Sore muscles from exercise often occur because of delayed onset muscle soreness, or DOMS. There are things you can do to prevent and treat sore muscles; while stretching exercises are important for flexibility and less propensity to injury, they're not the most effective way to deal with sore muscles. It's valuable to understand the difference between muscle soreness and muscle pain, so you can see a doctor when it's warranted.
Delayed Onset Muscle Soreness
Delayed onset muscle soreness can occur within 24 to 48 hours following a strenuous or new type of workout. While DOMS does not cause acute muscle pain, it can leave you feeling unpleasantly stiff and sore. Once thought to be caused by a buildup of lactate, muscle soreness is actually caused by damage to the cell membranes that result in inflammation. This inflammation causes metabolic waste to form and stimulates your nerve endings, resulting in muscle soreness. DOMS-related soreness will usually resolve itself within 10 days.

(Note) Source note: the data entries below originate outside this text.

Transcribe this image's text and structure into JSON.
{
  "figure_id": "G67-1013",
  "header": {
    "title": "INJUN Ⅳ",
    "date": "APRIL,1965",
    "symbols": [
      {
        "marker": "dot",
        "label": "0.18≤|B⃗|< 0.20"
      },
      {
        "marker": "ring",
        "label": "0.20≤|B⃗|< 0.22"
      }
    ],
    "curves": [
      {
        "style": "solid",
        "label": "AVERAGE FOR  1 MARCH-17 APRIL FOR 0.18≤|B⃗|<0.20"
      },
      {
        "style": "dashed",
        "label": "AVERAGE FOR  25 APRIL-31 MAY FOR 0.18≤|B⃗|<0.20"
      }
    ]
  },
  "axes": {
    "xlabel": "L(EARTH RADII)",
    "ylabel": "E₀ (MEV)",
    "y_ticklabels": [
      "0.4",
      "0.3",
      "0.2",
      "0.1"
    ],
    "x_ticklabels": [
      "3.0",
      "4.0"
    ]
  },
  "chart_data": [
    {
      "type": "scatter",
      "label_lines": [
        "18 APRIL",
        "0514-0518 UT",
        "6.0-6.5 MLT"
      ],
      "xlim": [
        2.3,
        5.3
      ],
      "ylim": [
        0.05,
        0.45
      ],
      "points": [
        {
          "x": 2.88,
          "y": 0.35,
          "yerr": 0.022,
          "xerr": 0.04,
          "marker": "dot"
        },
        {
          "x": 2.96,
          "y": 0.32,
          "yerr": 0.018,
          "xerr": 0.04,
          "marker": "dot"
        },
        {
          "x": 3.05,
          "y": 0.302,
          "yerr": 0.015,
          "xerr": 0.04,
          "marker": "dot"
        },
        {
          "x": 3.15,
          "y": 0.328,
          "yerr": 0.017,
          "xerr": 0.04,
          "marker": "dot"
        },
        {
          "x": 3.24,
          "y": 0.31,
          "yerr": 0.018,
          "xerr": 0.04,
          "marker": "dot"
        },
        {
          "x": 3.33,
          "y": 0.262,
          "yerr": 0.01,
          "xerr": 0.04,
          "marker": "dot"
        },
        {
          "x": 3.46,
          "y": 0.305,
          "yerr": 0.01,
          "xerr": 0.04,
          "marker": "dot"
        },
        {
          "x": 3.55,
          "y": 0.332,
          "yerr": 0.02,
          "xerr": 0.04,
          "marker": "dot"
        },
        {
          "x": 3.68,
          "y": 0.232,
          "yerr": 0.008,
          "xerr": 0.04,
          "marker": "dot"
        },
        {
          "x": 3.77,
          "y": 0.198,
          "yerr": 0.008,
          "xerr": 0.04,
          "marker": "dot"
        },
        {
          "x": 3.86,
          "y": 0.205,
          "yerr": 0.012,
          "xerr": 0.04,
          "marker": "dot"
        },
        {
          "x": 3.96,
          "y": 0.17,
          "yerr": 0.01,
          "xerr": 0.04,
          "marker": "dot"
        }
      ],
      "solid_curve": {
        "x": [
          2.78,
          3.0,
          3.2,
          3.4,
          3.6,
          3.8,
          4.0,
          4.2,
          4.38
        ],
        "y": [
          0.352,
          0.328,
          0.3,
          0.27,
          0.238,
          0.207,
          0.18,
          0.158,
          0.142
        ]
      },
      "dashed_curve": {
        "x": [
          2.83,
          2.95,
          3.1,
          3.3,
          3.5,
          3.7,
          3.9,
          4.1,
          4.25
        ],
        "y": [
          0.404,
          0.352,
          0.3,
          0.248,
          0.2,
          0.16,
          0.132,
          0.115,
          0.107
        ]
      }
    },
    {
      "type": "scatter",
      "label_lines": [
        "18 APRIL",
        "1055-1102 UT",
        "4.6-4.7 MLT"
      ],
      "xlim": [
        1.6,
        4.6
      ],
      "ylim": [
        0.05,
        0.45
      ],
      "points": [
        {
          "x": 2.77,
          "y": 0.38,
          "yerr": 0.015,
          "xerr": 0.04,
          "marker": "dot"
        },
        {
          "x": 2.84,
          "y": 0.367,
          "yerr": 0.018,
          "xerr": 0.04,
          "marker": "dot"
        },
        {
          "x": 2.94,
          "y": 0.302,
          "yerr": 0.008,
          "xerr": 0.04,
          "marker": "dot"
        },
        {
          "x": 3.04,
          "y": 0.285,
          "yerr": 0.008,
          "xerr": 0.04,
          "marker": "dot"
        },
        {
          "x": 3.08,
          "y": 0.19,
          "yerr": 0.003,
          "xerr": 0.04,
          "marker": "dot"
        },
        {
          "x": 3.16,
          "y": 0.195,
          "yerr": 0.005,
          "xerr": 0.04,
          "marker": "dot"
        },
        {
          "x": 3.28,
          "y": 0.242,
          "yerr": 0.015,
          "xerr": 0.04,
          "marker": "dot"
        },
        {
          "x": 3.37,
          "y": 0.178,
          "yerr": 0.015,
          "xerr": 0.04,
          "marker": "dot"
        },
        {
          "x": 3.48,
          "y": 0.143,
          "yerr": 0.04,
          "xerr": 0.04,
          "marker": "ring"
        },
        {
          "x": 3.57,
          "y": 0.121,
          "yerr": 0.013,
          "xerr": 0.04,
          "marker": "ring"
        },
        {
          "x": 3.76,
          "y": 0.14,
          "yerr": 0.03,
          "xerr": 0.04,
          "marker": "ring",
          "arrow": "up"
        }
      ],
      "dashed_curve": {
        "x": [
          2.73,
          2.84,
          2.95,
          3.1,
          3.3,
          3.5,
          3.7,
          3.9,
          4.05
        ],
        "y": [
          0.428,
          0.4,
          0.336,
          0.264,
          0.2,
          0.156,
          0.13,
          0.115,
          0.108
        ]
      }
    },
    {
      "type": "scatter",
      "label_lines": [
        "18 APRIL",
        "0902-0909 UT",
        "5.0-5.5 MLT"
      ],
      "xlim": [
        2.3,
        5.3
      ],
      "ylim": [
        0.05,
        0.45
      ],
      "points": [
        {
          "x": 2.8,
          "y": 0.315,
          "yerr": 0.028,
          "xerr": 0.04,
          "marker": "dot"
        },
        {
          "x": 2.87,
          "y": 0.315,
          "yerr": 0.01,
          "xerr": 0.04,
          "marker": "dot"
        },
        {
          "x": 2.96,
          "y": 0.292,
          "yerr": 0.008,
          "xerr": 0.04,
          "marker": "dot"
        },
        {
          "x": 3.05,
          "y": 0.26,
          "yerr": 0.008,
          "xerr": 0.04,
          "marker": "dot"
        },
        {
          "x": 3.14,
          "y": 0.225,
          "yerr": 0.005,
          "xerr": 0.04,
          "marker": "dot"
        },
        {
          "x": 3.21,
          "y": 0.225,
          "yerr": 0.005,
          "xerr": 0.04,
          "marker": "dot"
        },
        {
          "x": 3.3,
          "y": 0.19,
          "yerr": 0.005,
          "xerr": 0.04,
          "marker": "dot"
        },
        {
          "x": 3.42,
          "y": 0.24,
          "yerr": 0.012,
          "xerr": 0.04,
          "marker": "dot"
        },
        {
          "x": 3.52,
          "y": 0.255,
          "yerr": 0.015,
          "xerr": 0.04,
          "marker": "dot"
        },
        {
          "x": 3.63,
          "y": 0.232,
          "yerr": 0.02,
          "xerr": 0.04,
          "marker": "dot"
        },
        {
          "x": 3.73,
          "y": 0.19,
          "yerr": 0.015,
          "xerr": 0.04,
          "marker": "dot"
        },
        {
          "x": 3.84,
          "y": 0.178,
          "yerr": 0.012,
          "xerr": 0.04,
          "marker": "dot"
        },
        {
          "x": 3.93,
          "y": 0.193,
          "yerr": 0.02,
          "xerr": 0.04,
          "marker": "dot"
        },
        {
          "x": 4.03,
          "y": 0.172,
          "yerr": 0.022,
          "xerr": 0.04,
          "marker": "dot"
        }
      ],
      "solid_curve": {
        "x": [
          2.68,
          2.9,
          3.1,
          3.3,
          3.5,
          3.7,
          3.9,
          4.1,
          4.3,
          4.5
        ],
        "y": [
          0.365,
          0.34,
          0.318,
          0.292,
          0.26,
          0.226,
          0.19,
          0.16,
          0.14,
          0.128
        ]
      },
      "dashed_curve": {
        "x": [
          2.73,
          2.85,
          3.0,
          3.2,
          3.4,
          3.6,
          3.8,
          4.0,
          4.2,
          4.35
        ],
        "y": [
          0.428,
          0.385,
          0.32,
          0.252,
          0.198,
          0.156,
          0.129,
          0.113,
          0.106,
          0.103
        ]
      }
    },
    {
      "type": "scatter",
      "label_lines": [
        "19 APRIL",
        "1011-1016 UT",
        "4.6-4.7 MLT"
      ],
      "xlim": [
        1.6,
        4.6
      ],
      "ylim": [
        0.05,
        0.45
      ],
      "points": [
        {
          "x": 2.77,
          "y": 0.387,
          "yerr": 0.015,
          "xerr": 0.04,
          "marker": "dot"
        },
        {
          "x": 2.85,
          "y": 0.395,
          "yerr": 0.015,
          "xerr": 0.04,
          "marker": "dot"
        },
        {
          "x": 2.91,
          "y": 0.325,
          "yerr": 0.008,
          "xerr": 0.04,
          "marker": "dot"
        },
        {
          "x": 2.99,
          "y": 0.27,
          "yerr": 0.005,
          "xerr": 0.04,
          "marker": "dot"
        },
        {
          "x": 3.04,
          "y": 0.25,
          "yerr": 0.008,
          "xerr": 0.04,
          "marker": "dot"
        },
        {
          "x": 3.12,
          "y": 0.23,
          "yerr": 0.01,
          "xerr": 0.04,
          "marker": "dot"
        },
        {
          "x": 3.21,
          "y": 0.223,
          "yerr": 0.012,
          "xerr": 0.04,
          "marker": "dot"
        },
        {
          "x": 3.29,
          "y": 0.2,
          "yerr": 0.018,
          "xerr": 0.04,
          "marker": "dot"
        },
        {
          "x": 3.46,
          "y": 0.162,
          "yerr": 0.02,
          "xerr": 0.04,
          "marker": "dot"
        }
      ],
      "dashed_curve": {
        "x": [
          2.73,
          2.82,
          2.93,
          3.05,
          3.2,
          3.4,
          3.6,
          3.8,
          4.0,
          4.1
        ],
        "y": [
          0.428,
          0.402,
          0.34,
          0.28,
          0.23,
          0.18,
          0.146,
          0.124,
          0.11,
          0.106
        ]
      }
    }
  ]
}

Stretching and Muscle Soreness
Stretching exercises were once recommended as a method for relieving sore muscles. While it won't hurt to do them, you won't reap great benefits either. In a data collection gathered by the Musculoskeletal Division of The George Institute of Global Health, it was revealed that performing stretching exercises before and/or after an exercise routine doesn't reduce muscle soreness from DOMS.
The benefits of doing regular stretching exercises can help you avoid muscle injury, which will certainly eliminate soreness of a different kind. Doing stretching exercises two to three times per week for 10 to 20 minutes each session will also increase your flexibility, which can help reduce or eliminate muscle injury. Make sure your muscles are warmed up with a five- to 10-minute walk before you stretch. Each stretch should be held for 10 to 30 seconds without bouncing. Do stretches such as reaching for the sky, toe-touchers, the cat and cow poses, and arm stretches. One good arm and upper body stretch involves intertwining your fingers behind your lower back. Lean forward about 45 degrees while raising your arms toward the ceiling. Hold the position while feeling the stretch in your arms, chest and upper back.

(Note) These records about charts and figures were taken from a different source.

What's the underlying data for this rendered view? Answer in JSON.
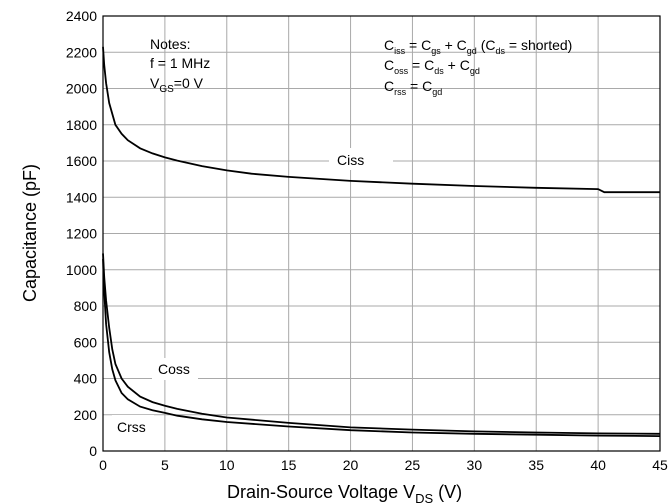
{
  "chart_data": {
    "type": "line",
    "xlabel_main": "Drain-Source Voltage V",
    "xlabel_sub": "DS",
    "xlabel_unit": " (V)",
    "ylabel": "Capacitance (pF)",
    "xlim": [
      0,
      45
    ],
    "ylim": [
      0,
      2400
    ],
    "x_ticks": [
      0,
      5,
      10,
      15,
      20,
      25,
      30,
      35,
      40,
      45
    ],
    "y_ticks": [
      0,
      200,
      400,
      600,
      800,
      1000,
      1200,
      1400,
      1600,
      1800,
      2000,
      2200,
      2400
    ],
    "grid": true,
    "notes": {
      "header": "Notes:",
      "freq": "f = 1 MHz",
      "vgs_main": "V",
      "vgs_sub": "GS",
      "vgs_value": "=0 V"
    },
    "equations": {
      "ciss": [
        "C",
        "iss",
        " = C",
        "gs",
        " + C",
        "gd",
        " (C",
        "ds",
        " = shorted)"
      ],
      "coss": [
        "C",
        "oss",
        " = C",
        "ds",
        " + C",
        "gd"
      ],
      "crss": [
        "C",
        "rss",
        " = C",
        "gd"
      ]
    },
    "series": [
      {
        "name": "Ciss",
        "x": [
          0,
          0.1,
          0.25,
          0.5,
          1,
          1.5,
          2,
          3,
          4,
          5,
          6,
          8,
          10,
          12,
          15,
          20,
          25,
          30,
          35,
          40,
          40.5,
          45
        ],
        "y": [
          2230,
          2130,
          2030,
          1920,
          1800,
          1750,
          1715,
          1670,
          1642,
          1620,
          1602,
          1572,
          1548,
          1530,
          1512,
          1490,
          1475,
          1462,
          1452,
          1445,
          1428,
          1428
        ]
      },
      {
        "name": "Coss",
        "x": [
          0,
          0.1,
          0.25,
          0.5,
          0.75,
          1,
          1.5,
          2,
          3,
          4,
          5,
          6,
          8,
          10,
          15,
          20,
          25,
          30,
          35,
          40,
          45
        ],
        "y": [
          1090,
          960,
          830,
          680,
          560,
          480,
          400,
          355,
          300,
          270,
          250,
          232,
          205,
          185,
          155,
          130,
          118,
          108,
          102,
          97,
          95
        ]
      },
      {
        "name": "Crss",
        "x": [
          0,
          0.1,
          0.25,
          0.5,
          0.75,
          1,
          1.5,
          2,
          3,
          4,
          5,
          6,
          8,
          10,
          15,
          20,
          25,
          30,
          35,
          40,
          45
        ],
        "y": [
          1060,
          880,
          700,
          545,
          450,
          390,
          320,
          285,
          245,
          225,
          210,
          195,
          175,
          160,
          135,
          115,
          102,
          95,
          90,
          85,
          82
        ]
      }
    ]
  }
}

Preventing and Treating Sore Muscles
Sore muscles from DOMS are best-relieved with an over-the-counter anti-inflammatory medication and ice. Place an ice pack on the sore muscle for 10 to 15 minutes, three times per day for the first three days. After this time frame, any remaining muscle soreness can be treated with heat. As you repeat the same vigorous exercise routine, you'll be less likely to experience DOMS because your muscles will adapt.